Note: this answer is based on an older revision of the question
In Java, I think something like this is what you want:
String[] tests = {
"One Two 1 & 2",
"Boeing 737 2, 4 & 6",
"Lucky 7",
"MI6 agent 007, 006",
"2010-05 26, 27 & 28"
};
for (String test : tests) {
String[] parts = test.split("(?=\\d+(, \\d+)*( & \\d+)?$)", 2);
for (String number : parts[1].split("\\D+")) {
System.out.println(parts[0] + number);
}
}
This prints: (as seen on ideone.com)
One Two 1
One Two 2
Boeing 737 2
Boeing 737 4
Boeing 737 6
Lucky 7
MI6 agent 007
MI6 agent 006
2010-05 26
2010-05 27
2010-05 28
Essentially we use lookahead to split where the special number sequence begins, limiting the split into 2 parts. The special number sequence is then split on any sequence of non-digits \D+
.
The pattern for the special number sequence, as shown in the lookahead, is:
\d+(, \d+)*( & \d+)?$
API references
String[] split(String regex, int limit)
- The
limit
parameter controls the number of times the pattern is applied and therefore affects the length of the resulting array. If the limit n
is greater than zero then the pattern will be applied at most n - 1
times, the array's length will be no greater than n
, and the array's last entry will contain all input beyond the last matched delimiter.
See also
A single replaceAll
solution
If, for whatever reason, you insist on doing this in one swooping replaceAll
, you can write something like this:
String[] tests = {
"One Two 1 & 2",
"Boeing 737 2, 4 & 6",
"Lucky 7",
"MI6 agent 007, 006",
"2010-05 26, 27 & 28",
};
String sequence = "\\d+(?:, \\d+)*(?: & \\d+)?$";
for (String test : tests) {
System.out.println(
test.replaceAll(
"^.*?(?=sequence)|(?<=(?=(.*?)(?=sequence))^.*)(\\d+)(\\D+)?"

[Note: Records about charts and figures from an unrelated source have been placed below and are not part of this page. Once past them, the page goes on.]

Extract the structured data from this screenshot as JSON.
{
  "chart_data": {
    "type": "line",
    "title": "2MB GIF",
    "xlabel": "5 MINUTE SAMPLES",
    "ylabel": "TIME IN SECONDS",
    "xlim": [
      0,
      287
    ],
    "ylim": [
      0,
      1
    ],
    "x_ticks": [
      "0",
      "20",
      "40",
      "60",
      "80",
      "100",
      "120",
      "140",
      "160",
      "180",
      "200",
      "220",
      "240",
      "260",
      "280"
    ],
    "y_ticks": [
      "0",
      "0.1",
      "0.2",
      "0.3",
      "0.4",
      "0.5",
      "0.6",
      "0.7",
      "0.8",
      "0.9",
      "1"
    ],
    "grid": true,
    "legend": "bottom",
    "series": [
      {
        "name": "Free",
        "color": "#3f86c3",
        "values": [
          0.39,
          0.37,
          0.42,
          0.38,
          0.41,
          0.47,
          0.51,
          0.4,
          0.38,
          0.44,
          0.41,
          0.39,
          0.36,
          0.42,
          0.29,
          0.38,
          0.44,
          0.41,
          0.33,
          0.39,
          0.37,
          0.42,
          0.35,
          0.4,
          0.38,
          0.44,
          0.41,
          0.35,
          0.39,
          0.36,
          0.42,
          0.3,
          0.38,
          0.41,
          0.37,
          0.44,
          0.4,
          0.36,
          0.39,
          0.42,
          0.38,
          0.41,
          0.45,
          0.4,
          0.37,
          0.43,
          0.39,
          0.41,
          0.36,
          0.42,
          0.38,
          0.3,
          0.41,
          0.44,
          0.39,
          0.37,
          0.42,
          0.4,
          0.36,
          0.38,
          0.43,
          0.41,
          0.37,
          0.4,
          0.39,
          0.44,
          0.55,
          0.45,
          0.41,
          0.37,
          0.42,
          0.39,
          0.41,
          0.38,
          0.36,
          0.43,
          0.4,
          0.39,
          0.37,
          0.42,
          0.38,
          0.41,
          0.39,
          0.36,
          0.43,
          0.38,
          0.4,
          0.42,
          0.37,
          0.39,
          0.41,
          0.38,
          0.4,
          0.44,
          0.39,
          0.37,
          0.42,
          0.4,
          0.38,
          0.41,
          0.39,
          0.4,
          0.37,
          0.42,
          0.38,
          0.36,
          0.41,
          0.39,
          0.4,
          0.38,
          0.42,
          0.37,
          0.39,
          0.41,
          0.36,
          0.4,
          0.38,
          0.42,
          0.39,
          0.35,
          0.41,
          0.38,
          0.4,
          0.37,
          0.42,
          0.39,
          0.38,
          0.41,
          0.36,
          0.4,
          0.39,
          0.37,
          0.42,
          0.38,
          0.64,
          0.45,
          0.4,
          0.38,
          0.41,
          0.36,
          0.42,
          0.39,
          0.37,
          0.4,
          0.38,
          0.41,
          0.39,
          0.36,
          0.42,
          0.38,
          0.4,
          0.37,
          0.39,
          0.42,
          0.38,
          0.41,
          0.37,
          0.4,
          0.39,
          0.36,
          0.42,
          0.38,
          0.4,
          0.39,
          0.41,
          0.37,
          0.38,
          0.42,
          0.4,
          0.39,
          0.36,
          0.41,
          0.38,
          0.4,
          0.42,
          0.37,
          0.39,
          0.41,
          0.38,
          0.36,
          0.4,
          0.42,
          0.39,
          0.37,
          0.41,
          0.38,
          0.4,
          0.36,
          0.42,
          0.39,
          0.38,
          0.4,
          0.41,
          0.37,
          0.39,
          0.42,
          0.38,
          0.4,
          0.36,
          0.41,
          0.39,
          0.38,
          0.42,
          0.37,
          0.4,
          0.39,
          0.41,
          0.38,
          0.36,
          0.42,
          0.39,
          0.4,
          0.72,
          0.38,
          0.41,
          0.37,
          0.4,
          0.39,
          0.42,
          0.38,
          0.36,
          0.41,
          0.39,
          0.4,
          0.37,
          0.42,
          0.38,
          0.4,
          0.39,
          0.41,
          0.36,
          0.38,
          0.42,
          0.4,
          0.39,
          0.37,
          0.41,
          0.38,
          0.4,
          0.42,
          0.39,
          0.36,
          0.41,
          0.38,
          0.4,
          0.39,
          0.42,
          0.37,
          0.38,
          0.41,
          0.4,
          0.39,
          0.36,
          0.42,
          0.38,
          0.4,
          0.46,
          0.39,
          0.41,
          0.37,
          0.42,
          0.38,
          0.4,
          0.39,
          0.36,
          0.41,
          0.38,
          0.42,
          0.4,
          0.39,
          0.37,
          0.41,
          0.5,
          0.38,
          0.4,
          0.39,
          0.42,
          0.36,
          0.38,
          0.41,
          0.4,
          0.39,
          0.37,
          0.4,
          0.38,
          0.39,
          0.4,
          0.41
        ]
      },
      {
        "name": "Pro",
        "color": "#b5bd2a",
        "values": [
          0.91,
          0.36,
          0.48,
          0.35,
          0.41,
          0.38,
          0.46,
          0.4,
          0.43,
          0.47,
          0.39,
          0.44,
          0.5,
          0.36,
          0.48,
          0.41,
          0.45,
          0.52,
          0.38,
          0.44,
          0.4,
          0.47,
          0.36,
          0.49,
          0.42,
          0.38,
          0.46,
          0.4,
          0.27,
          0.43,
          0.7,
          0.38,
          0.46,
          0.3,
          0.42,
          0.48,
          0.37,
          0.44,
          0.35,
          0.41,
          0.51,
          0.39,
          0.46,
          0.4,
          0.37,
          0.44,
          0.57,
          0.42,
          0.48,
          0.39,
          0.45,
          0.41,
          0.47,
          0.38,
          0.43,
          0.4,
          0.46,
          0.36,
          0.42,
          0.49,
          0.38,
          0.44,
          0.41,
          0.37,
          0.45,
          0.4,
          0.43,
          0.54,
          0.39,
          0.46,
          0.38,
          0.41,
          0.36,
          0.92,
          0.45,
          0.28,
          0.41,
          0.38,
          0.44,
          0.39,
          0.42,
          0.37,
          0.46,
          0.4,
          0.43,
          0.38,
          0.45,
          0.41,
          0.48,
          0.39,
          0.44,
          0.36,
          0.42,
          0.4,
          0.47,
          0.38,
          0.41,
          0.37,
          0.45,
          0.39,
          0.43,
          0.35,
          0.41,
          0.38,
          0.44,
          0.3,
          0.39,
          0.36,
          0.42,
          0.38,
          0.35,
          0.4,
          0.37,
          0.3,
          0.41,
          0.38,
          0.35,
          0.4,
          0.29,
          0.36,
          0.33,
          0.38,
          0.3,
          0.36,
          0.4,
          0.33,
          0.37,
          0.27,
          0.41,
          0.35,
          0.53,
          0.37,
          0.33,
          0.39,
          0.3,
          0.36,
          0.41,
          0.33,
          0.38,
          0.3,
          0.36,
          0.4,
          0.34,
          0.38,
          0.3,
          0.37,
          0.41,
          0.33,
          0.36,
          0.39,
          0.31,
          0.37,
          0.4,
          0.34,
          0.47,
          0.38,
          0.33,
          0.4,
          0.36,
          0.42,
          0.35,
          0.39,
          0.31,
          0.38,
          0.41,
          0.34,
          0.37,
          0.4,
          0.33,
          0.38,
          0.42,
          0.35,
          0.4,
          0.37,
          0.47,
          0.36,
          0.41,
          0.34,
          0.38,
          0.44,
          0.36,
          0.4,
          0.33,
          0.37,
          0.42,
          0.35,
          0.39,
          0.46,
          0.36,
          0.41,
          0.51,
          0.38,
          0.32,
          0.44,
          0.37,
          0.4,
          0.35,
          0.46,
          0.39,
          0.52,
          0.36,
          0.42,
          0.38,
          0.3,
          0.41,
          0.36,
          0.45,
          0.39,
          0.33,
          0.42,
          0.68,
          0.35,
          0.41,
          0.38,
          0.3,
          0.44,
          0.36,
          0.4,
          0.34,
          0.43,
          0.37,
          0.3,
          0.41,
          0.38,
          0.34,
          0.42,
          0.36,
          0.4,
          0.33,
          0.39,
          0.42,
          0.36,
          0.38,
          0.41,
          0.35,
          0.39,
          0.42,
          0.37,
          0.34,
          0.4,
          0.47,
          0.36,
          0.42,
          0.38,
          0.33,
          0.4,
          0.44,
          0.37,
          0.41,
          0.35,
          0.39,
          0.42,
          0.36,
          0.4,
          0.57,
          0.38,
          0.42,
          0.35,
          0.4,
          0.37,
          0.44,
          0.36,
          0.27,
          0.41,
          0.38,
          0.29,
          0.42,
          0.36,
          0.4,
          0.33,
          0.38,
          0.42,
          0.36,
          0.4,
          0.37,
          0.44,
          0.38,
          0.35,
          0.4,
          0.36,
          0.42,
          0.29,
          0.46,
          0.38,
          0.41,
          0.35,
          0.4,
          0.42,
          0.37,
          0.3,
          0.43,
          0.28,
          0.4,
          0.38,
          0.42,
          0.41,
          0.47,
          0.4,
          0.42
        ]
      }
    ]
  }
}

.replace("sequence", sequence),
"$1$2$3"
)
);
}
The output (as seen on on ideone.com):
One Two 1 & One Two 2
Boeing 737 2, Boeing 737 4 & Boeing 737 6
Lucky 7
MI6 agent 007, MI6 agent 006
2010-05 26, 2010-05 27 & 2010-05 28
This uses triple-nested assertions, including the infinite-length lookbehind feabug in Java. I wouldn't recommend using it, but there it is.